História

Como eram os vikings – História, características e fim dos guerreiros europeus

A sociedade viking é uma das mais exploradas pela cultura pop, ainda hoje em dia. Mas existe muita confusão sobre quem eram os vikings reais.

Atualizado em 09/10/2020

A sociedade viking foi destaque na história da Europa, a partir do fim do século VIII, na região da Escandinávia. Desde então, esses povos inspiraram várias histórias e lendas na região e, eventualmente, ganharam o mundo e a cultura pop.
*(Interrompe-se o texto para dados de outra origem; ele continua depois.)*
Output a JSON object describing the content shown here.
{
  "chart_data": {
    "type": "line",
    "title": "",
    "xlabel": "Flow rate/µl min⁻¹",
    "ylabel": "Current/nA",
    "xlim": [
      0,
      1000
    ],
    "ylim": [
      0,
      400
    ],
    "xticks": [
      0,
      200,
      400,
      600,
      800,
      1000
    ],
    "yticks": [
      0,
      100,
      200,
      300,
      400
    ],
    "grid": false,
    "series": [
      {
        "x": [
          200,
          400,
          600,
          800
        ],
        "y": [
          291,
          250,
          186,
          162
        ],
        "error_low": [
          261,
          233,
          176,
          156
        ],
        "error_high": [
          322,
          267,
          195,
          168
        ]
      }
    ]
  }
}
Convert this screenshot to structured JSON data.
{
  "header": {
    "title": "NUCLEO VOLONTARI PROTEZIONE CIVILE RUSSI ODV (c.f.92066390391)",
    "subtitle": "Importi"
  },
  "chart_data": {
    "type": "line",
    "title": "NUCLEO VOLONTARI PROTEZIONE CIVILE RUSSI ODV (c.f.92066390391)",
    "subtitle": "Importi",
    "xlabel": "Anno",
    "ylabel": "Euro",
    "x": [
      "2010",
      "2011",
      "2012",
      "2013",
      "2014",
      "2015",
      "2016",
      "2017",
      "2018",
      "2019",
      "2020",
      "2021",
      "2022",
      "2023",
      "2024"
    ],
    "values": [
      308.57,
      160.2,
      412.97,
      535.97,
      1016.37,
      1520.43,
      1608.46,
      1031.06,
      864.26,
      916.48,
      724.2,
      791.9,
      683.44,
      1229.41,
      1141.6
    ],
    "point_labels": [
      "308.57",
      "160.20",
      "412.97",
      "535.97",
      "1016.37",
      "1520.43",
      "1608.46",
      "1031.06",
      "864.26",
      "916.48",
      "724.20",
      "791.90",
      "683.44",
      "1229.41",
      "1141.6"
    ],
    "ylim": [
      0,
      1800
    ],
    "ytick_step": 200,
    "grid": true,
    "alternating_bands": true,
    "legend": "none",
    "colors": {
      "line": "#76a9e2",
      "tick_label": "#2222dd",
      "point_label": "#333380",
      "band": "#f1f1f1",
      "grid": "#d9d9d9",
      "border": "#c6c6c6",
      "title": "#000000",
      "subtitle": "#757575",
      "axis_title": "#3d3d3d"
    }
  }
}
Muitas obras tentaram apresentar o lado real dos vikings, mas ainda há muitas controvérsias sobre eles.

A Era Viking durou cerca de 300 anos, indo até meados do século XI, quando os vikings foram convertidos ao cristianismo. Antes disso, no entanto, eles ficaram famosos por suas habilidades de navegação e guerra.

Hoje em dia, boa parte desses talentos são conhecidos, mas nem tudo que se diz sobre a sociedade viking era real. Afinal, como eram os vikings de verdade?

Características dos vikings

Como eram os vikings - a realidade por trás do povo quase mitológico
The Wrap

O geneticista evolucionário dinamarquês Eske Willerslev estudou a amostra de ossos de 442 esqueletos de 12 países diferentes, da Era Viking. Dessa maneira, o pesquisador foi capaz de extrair o DNA dos espécies e mapear algumas características.

Apesar de conhecidos como loiros altos, por exemplo, os vikings não era assim. Naturalmente, eles já tinham a aparência semelhante a dos atuais noruegueses e dinamarqueses, mas eram mais baixos e possuíam cabelo escuros, em sua maioria.

De acordo com a análise dos restos mortais, um nórdico atual tem uma média de 1,82 m de altura para homens e 1,68 m para mulheres. Já na Era Viking, a média era de 1,72 m e 1,59, respectivamente.

O fenótipo loiro também é um outro mito. Isso porque os vikings compartilhavam genes com povos europeus do sul e do leste, assim como com asiáticos. Ou seja, os vikings não eram um grupo étnico escandinavo, mas sim uma cultura.

Sociedade viking

Como eram os vikings - a realidade por trás do povo quase mitológico
Torvik

Ao invés de um grupo étnico bem definido, os vikings era uma espécie de cultura para a qual você poderia se converter. Dessa maneira, os grupos eram formados por pessoas diferentes com origem diferentes, unidas por um conjunto de crenças e regras sociais. Algo parecido é percebido hoje em dia em religiões como o islamismo ou o cristianismo.

Além de inclusivos, os vikings estava muito à frente da Europa cristã em questão de inclusão e organização social. As tarefas eram divididas entre homens e mulheres, mas ambos eram iguais perante a lei. Dessa maneira, apesar de responsáveis por atividades domésticas, as mulheres também podiam ser donas de terras e do próprio dinheiro, bem como solicitar divórcios.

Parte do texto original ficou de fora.